$F$ is perfect, $E=F(\beta)$, where $\beta^n=a\in F$, then $E$ is a Galois extension over $F$ if and only if the field contains the n-th primitive root $\omega$, where $\omega^n=1$
Question: I am confused on this word the field, does this refers to $F$ or $F(\beta)$?
My work: Perfect fields are separable, hence to show it is Galois, we need to show it is a splitting field. All roots for $x^n-a=0$ are in the form of $\beta \omega^k, k=0,1,..., n-1$. Hence if $F(\beta)$ is the splitting field, then $F(\beta)$ must contains all these roots, hence contains the quotient of these roots, namely $$\omega\in F(\beta)$$
So it seems the field refers to $F(\beta)$, but I want to find an example, such that $\omega\in F(\beta)\land \omega\notin F$?

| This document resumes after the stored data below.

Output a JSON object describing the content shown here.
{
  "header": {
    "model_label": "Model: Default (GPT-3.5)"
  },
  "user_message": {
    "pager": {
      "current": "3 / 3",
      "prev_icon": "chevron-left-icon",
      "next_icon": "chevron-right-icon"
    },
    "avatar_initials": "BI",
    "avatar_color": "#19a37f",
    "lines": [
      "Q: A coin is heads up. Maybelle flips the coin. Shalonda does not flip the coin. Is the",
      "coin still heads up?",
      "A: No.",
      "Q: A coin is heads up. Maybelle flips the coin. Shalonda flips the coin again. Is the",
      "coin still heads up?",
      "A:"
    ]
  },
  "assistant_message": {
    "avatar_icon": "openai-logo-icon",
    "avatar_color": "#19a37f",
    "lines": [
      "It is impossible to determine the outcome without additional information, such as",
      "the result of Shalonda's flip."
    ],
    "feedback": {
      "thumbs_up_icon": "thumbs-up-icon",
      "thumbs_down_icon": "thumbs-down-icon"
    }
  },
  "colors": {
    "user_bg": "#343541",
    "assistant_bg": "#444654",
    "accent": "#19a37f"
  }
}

Here is an example. Let $F=Q$, and $\beta=1+i$ is a root of $f(x)=x^4-4=0$, so $n=4$ and $\beta^4=4=a\in Q$ in this case, and $\omega=i$ is the primitive root of $\omega^4=1$
The splitting field of $f(x)$ is $K=Q(i+1,i-1,-i+1,-i-1)=Q(i)$ with degree $2$, and
$E=F(\beta)=Q(i+1)=Q(i)$, hence $E=K$ is the splitting field of $f(x)$. Namely, $E=F(\beta)$ is the Galois extension of $F$. However, $\omega=i\in F(\beta)\land \omega\notin F$.